O mestre
do Amor
Se alguém das nossas gentes não conhece a arte de amar,
leia este campo; e, depois de o ter lido, entregue-se, com sabedoria, ao amor.
É a arte e as velas e os remos que fazem mover as naus,
é a arte que faz mover, ligeira, a quadriga. É a arte que deve reger o Amor.
Era hábil Automedonte nas corridas e no manejo das rédeas;
Tífis, na proa hemónia, era um mestre;
a mim, Vénus me designou o artesão do Amor;
o Tífis e o Automedonte do Amor, assim me hão-de chamar.
É ele agreste, sem dúvida, e contra mim vezes sem conta há-de esbracejar;
mas é um menino, de tenros anos e idade própria para ser amestrado.

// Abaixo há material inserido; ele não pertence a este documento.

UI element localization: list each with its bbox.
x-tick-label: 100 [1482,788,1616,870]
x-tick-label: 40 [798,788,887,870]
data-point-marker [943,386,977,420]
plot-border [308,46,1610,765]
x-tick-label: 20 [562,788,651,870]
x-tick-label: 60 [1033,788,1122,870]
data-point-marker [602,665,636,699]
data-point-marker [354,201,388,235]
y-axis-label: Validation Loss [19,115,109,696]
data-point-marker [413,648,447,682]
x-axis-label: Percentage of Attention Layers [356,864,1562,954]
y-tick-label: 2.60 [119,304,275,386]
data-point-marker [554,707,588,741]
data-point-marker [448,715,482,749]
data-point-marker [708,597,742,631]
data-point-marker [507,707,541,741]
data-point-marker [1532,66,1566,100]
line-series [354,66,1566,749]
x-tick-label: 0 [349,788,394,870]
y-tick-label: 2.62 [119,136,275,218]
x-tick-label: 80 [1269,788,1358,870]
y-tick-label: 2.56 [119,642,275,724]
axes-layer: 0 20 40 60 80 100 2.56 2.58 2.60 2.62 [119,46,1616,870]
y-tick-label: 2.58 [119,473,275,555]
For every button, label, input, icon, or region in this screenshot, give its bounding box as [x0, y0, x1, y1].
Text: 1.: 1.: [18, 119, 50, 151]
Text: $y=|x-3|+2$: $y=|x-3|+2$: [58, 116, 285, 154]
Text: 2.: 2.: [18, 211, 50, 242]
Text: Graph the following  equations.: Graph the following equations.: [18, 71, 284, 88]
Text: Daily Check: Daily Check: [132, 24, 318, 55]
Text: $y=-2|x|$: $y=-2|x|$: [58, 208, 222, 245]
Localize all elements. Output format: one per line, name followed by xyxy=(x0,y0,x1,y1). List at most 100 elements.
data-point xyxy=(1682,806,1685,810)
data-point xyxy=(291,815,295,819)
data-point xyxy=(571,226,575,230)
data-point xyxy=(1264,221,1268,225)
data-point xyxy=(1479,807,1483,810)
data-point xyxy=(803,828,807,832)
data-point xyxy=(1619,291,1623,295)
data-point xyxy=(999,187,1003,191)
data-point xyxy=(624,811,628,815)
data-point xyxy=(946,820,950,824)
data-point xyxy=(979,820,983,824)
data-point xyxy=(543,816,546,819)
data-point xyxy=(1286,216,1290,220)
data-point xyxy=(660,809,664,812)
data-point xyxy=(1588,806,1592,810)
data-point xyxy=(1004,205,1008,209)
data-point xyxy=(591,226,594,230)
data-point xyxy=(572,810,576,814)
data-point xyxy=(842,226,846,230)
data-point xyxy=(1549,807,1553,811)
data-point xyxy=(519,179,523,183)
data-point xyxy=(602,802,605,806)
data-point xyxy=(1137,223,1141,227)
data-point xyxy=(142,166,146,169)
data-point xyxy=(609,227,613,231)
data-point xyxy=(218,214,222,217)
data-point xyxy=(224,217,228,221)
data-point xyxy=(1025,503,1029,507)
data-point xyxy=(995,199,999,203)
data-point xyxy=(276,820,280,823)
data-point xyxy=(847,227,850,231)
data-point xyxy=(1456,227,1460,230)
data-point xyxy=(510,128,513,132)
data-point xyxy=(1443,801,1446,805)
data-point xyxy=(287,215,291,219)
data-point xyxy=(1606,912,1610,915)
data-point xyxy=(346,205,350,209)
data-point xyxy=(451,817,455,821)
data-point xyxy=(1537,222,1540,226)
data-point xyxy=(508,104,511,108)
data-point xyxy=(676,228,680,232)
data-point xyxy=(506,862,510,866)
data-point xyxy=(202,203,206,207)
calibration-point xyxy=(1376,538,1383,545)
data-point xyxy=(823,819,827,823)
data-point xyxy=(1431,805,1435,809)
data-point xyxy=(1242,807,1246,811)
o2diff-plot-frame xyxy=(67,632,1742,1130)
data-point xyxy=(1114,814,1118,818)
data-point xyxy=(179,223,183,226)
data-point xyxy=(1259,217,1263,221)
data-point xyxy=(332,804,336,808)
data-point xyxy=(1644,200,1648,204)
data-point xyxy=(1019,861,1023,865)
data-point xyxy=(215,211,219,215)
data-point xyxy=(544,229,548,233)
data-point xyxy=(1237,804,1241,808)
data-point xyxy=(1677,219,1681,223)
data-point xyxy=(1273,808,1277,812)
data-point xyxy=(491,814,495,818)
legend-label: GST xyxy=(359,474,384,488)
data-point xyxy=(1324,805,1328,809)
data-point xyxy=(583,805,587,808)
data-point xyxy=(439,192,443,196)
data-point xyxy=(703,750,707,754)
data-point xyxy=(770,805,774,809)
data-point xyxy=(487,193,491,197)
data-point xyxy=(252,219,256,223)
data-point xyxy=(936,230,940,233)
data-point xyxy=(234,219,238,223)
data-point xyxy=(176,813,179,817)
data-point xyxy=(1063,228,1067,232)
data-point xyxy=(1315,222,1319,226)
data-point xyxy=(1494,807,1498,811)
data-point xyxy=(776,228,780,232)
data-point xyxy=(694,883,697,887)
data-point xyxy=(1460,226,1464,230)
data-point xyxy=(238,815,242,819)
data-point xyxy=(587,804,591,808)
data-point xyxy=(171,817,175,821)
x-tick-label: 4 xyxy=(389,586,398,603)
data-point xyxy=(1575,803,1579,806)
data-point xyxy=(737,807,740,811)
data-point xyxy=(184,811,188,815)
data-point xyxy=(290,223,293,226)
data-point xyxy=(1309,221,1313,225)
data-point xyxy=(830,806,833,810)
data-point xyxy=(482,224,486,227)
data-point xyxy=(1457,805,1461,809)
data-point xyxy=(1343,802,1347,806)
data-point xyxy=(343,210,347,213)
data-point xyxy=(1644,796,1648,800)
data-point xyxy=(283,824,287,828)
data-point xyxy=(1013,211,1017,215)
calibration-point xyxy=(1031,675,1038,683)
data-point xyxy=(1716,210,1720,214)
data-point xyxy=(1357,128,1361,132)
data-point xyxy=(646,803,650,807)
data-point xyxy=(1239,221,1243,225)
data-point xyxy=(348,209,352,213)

O filho de Fílira educou, com a ajuda de uma cítara, o jovem Aquiles
e, na suavidade da sua arte, amansou-lhe o coração agreste;
aquele que tantas vezes aos companheiros, tantas vezes aos inimigos encheu de pavor
é voz corrente que tremia diante do velho ancião;
as mãos que Heitor havia, um dia, de experimentar, quando o mestre lhas reclamava,
apresentava-as, submissas, às correias.
Quíron foi o mestre do Eácida; eu sou o mestre do Amor;
são, um e outro, crianças terríveis; são, um e outro, filhos de uma deusa.
Seja como for, verga-se o pescoço do touro ao pesado do arado,
os cavalos fogosos mordem o freio com os dentes;
também a mim se verga o Amor, por muito que me atinja o coração
com seu arco, por muito que me lance as suas chamas e as faça atear.
Quanto mais o Amor me atingiu, quanto mais na sua violência me abrasou,
tanto melhor vingador hei-de ser dos golpes que sofri.
Não vou mentir-te, ó Febo, e dizer que foi por ti que tais artes me foram dadas;
nem sou inspirado pelo canto das aves que voam no ar
nem avistei Clio e as irmãs de Clio,
enquanto guardavam os rebanhos, ó Ascra, nos teus vales;
é a experiência que estimula este canto; prestai atenção a um poeta experimentado.
É verdade o que canto! O começo, ó mãe do Amor, favorece-o.
Ficai longe daqui, fitas inocentes, emblemas de pudor,
e vós, longos mantos caídos, a cobrir a metade dos pés!
Eu, uma Vénus vivida em segurança e amores secretos consentidos é o que canto,
e nos meus versos crime algum há-de haver.__________________________________________________________(I. 1-34)
OVÍDIO.
Arte de Amar, trad.: Carlos Ascenso André, Cotovia, 2006.